Differential neuropeptide Y gene expression in post-mitotic versus dividing neuroblastoma cells driven by an adeno-associated virus vector

The ability to express exogenous mammalian genes stably in post-mitotic cells such as neurons remains an important goal for those attempting to modulate neurotransmission through gene delivery. We therefore investigated how differentiation to a post-mitotic state affected the expression of an exogenous gene encoding for neuropeptide Y (NPY) following transfection with an adeno-associated virus (AAV) derived vector. This vector (pJDT95npy) was constructed with rat NPY cDNA (551 bp) inserted downstream from the indigenous AAV p5, p19 and p40 promoters to characterize their relative abilities to drive NPY mRNA expression. Transfection of dividing neuroblastoma CHP126 cells with pJDT95npy resulted in the differential expression of chimeric NPY mRNAs derived from each promoter. P40-driven species became dominant after 1 month post-transfection. Vector integration into chromosomal DNA was demonstrated by Southern blot analyses, indicating at least some region-selective integration. In dividing cell extracts, only a low level of pro-NPY immunoreactivity and no mature NPY immunoreactivity was recovered. However, after differentiation of the pJDT95npy-transfected CHP 126 cells to a post-mitotic state, significant levels of pro-NPY and mature NPY were recovered in the cells and media. Differentiation also had a time-dependent effect on mRNA expression: a spike of p5 driven expression on day 3 was followed predominantly by p40-driven expression on day 5. This study indicates that AAV-derived vectors using the p40 promoter may be used to express genes in post-mitotic cells such as neurons.

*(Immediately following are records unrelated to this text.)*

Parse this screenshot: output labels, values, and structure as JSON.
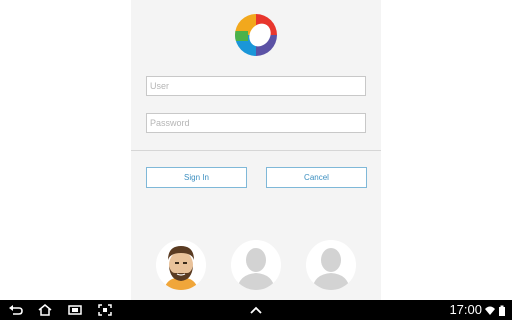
{
  "login": {
    "user_placeholder": "User",
    "password_placeholder": "Password",
    "signin_label": "Sign In",
    "cancel_label": "Cancel"
  },
  "avatars": [
    "bearded-man-avatar",
    "default-avatar",
    "default-avatar"
  ],
  "navbar": {
    "time": "17:00",
    "icons": [
      "back-icon",
      "home-icon",
      "recent-apps-icon",
      "screenshot-icon",
      "chevron-up-icon",
      "wifi-icon",
      "battery-icon"
    ]
  },
  "colors": {
    "accent": "#3c8fc0",
    "panel_bg": "#f4f4f4",
    "navbar_bg": "#000000"
  }
}
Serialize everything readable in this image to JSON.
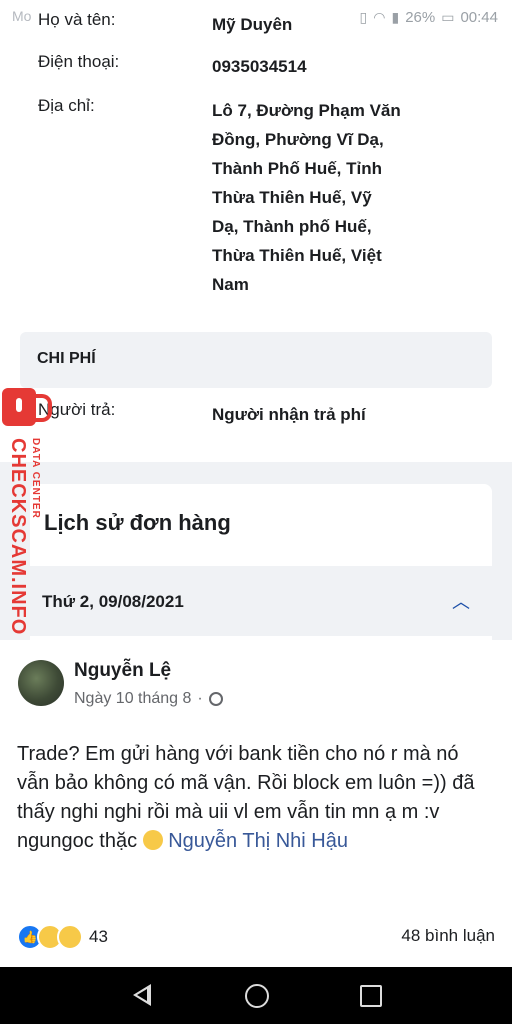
{
  "status_bar": {
    "carrier": "Mo",
    "battery": "26%",
    "time": "00:44"
  },
  "recipient": {
    "name_label": "Họ và tên:",
    "name_value": "Mỹ Duyên",
    "phone_label": "Điện thoại:",
    "phone_value": "0935034514",
    "address_label": "Địa chỉ:",
    "address_lines": [
      "Lô 7, Đường Phạm Văn",
      "Đồng, Phường Vĩ Dạ,",
      "Thành Phố Huế, Tỉnh",
      "Thừa Thiên Huế, Vỹ",
      "Dạ, Thành phố Huế,",
      "Thừa Thiên Huế, Việt",
      "Nam"
    ]
  },
  "cost": {
    "section_title": "CHI PHÍ",
    "payer_label": "Người trả:",
    "payer_value": "Người nhận trả phí"
  },
  "history": {
    "title": "Lịch sử đơn hàng",
    "date": "Thứ 2, 09/08/2021"
  },
  "watermark": {
    "main": "CHECKSCAM.INFO",
    "sub": "DATA CENTER"
  },
  "post": {
    "author": "Nguyễn Lệ",
    "time": "Ngày 10 tháng 8",
    "separator": "·",
    "text": "Trade? Em gửi hàng với bank tiền cho nó r mà nó vẫn bảo không có mã vận. Rồi block em luôn =)) đã thấy nghi nghi rồi mà uii vl em vẫn tin mn ạ m :v ngungoc thặc",
    "mention": "Nguyễn Thị Nhi Hậu",
    "reaction_count": "43",
    "comments": "48 bình luận"
  },
  "icons": {
    "status": [
      "vibrate-icon",
      "wifi-icon",
      "signal-icon",
      "battery-icon"
    ],
    "reactions": [
      "like-reaction-icon",
      "sad-reaction-icon",
      "haha-reaction-icon"
    ],
    "nav": [
      "back-icon",
      "home-icon",
      "recent-apps-icon"
    ]
  },
  "colors": {
    "accent": "#1877f2",
    "mention": "#385898",
    "watermark": "#e53935"
  }
}
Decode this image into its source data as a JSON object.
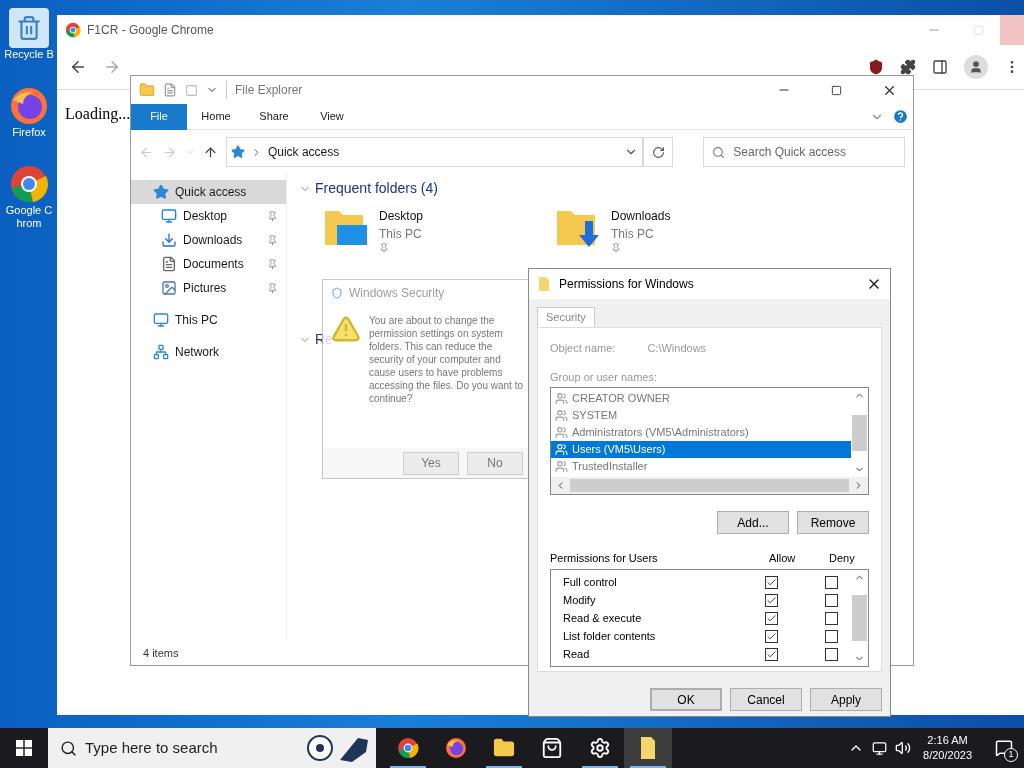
{
  "desktop_icons": [
    {
      "label": "Recycle B",
      "kind": "recycle"
    },
    {
      "label": "Firefox",
      "kind": "firefox"
    },
    {
      "label": "Google Chrom",
      "kind": "chrome"
    }
  ],
  "browser": {
    "title": "F1CR - Google Chrome",
    "page_text": "Loading..."
  },
  "explorer": {
    "title": "File Explorer",
    "ribbon_tabs": [
      {
        "label": "File",
        "selected": true
      },
      {
        "label": "Home",
        "selected": false
      },
      {
        "label": "Share",
        "selected": false
      },
      {
        "label": "View",
        "selected": false
      }
    ],
    "address": "Quick access",
    "search": {
      "placeholder": "Search Quick access"
    },
    "nav": [
      {
        "label": "Quick access",
        "kind": "star",
        "selected": true,
        "children": [
          {
            "label": "Desktop",
            "kind": "desktop",
            "pinned": true,
            "selected": false
          },
          {
            "label": "Downloads",
            "kind": "download",
            "pinned": true,
            "selected": false
          },
          {
            "label": "Documents",
            "kind": "document",
            "pinned": true,
            "selected": false
          },
          {
            "label": "Pictures",
            "kind": "picture",
            "pinned": true,
            "selected": false
          }
        ]
      },
      {
        "label": "This PC",
        "kind": "pc",
        "selected": false
      },
      {
        "label": "Network",
        "kind": "network",
        "selected": false
      }
    ],
    "sections": [
      {
        "title": "Frequent folders (4)",
        "items": [
          {
            "name": "Desktop",
            "location": "This PC",
            "kind": "desktop"
          },
          {
            "name": "Downloads",
            "location": "This PC",
            "kind": "download"
          }
        ]
      },
      {
        "title": "Re"
      }
    ],
    "status": "4 items"
  },
  "security_dialog": {
    "title": "Windows Security",
    "message": "You are about to change the permission settings on system folders. This can reduce the security of your computer and cause users to have problems accessing the files. Do you want to continue?",
    "buttons": [
      "Yes",
      "No"
    ]
  },
  "permissions": {
    "title": "Permissions for Windows",
    "tab": "Security",
    "object_label": "Object name:",
    "object_value": "C:\\Windows",
    "group_label": "Group or user names:",
    "users": [
      {
        "name": "CREATOR OWNER",
        "selected": false
      },
      {
        "name": "SYSTEM",
        "selected": false
      },
      {
        "name": "Administrators (VM5\\Administrators)",
        "selected": false
      },
      {
        "name": "Users (VM5\\Users)",
        "selected": true
      },
      {
        "name": "TrustedInstaller",
        "selected": false
      }
    ],
    "add": "Add...",
    "remove": "Remove",
    "perm_label": "Permissions for Users",
    "allow": "Allow",
    "deny": "Deny",
    "perms": [
      {
        "name": "Full control",
        "allow": true,
        "deny": false
      },
      {
        "name": "Modify",
        "allow": true,
        "deny": false
      },
      {
        "name": "Read & execute",
        "allow": true,
        "deny": false
      },
      {
        "name": "List folder contents",
        "allow": true,
        "deny": false
      },
      {
        "name": "Read",
        "allow": true,
        "deny": false
      }
    ],
    "buttons": [
      "OK",
      "Cancel",
      "Apply"
    ]
  },
  "taskbar": {
    "search": {
      "placeholder": "Type here to search"
    },
    "apps": [
      {
        "kind": "chrome",
        "active": true
      },
      {
        "kind": "firefox",
        "active": false
      },
      {
        "kind": "explorer",
        "active": true
      },
      {
        "kind": "store",
        "active": false
      },
      {
        "kind": "settings",
        "active": true
      },
      {
        "kind": "folder",
        "active": true
      }
    ],
    "time": "2:16 AM",
    "date": "8/20/2023",
    "notifications": "1"
  }
}
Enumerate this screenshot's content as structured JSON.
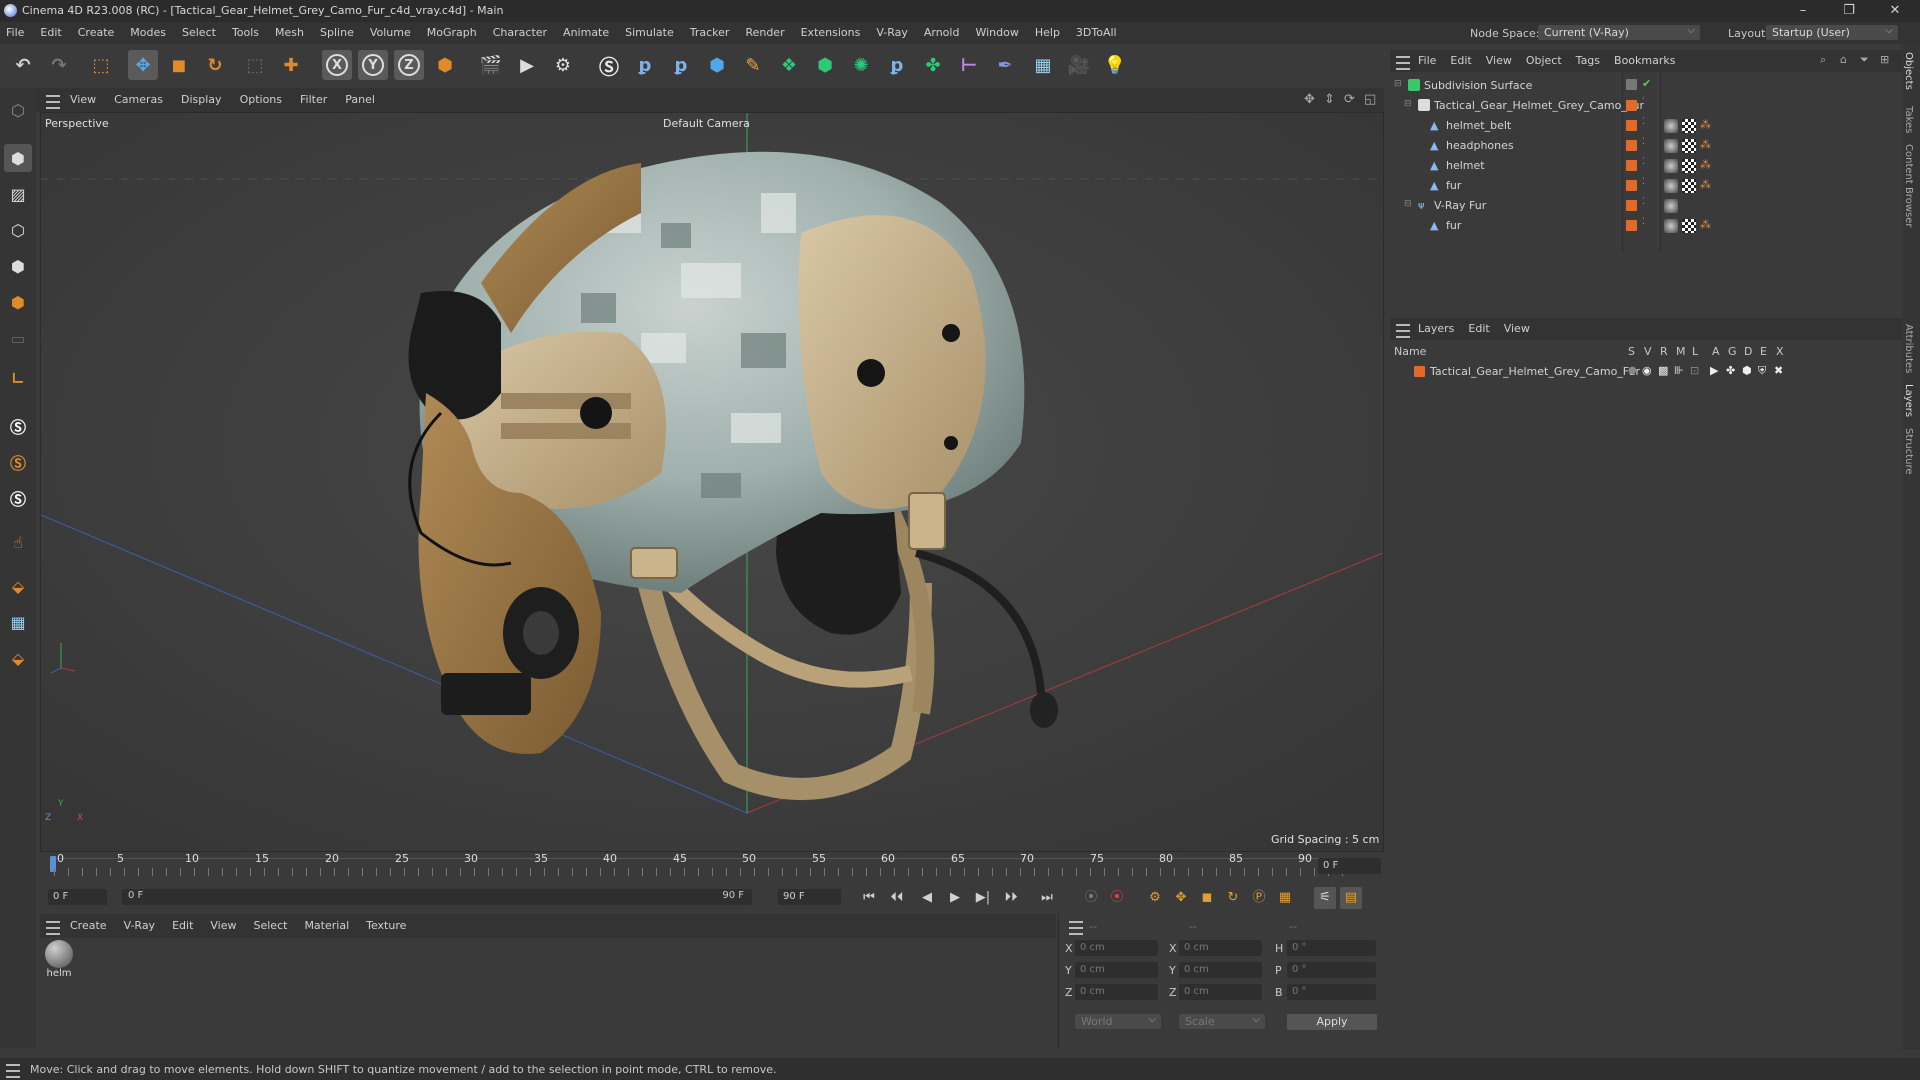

Differential adenoassociated virus vector-driven expression of a neuropeptide Y gene in primary rat brain astroglial cultures after transfection with Sendai virosomes versus Lipofectin

The ability of Sendai virosomes or Lipofectin to introduce an AAV vector into primary rat brain astroglial cultures was characterized. The pJDT95npy vector was constructed by inserting rat NPY cDNA downstream from the indigenous AAV p5, p19 and p40 promoters in pJDT95. Lipofectin-mediated transfection with pJDT95npy (10 micrograms) resulted in pronounced expression of several NPY mRNA species: p5-driven (3.3 kb), p19-driven (2.7 kb) and p40-driven (0.6, 0.8, 1.1, and 1.8 kb). Exposure to virosomally encapsulated pJDT95npy (50 or 100 ng) resulted in transient expression of some p40-driven mRNA species (0.8 and 1.8 kb). Neither method produced astroglia cells which synthesized mature NPY immunoreactivity. This demonstrates that an AAV-derived vector can drive gene expression in astroglia, that Sendai virosomes can infuse vectors into astroglia, but that the amount of DNA infused in this manner may limit long term expression.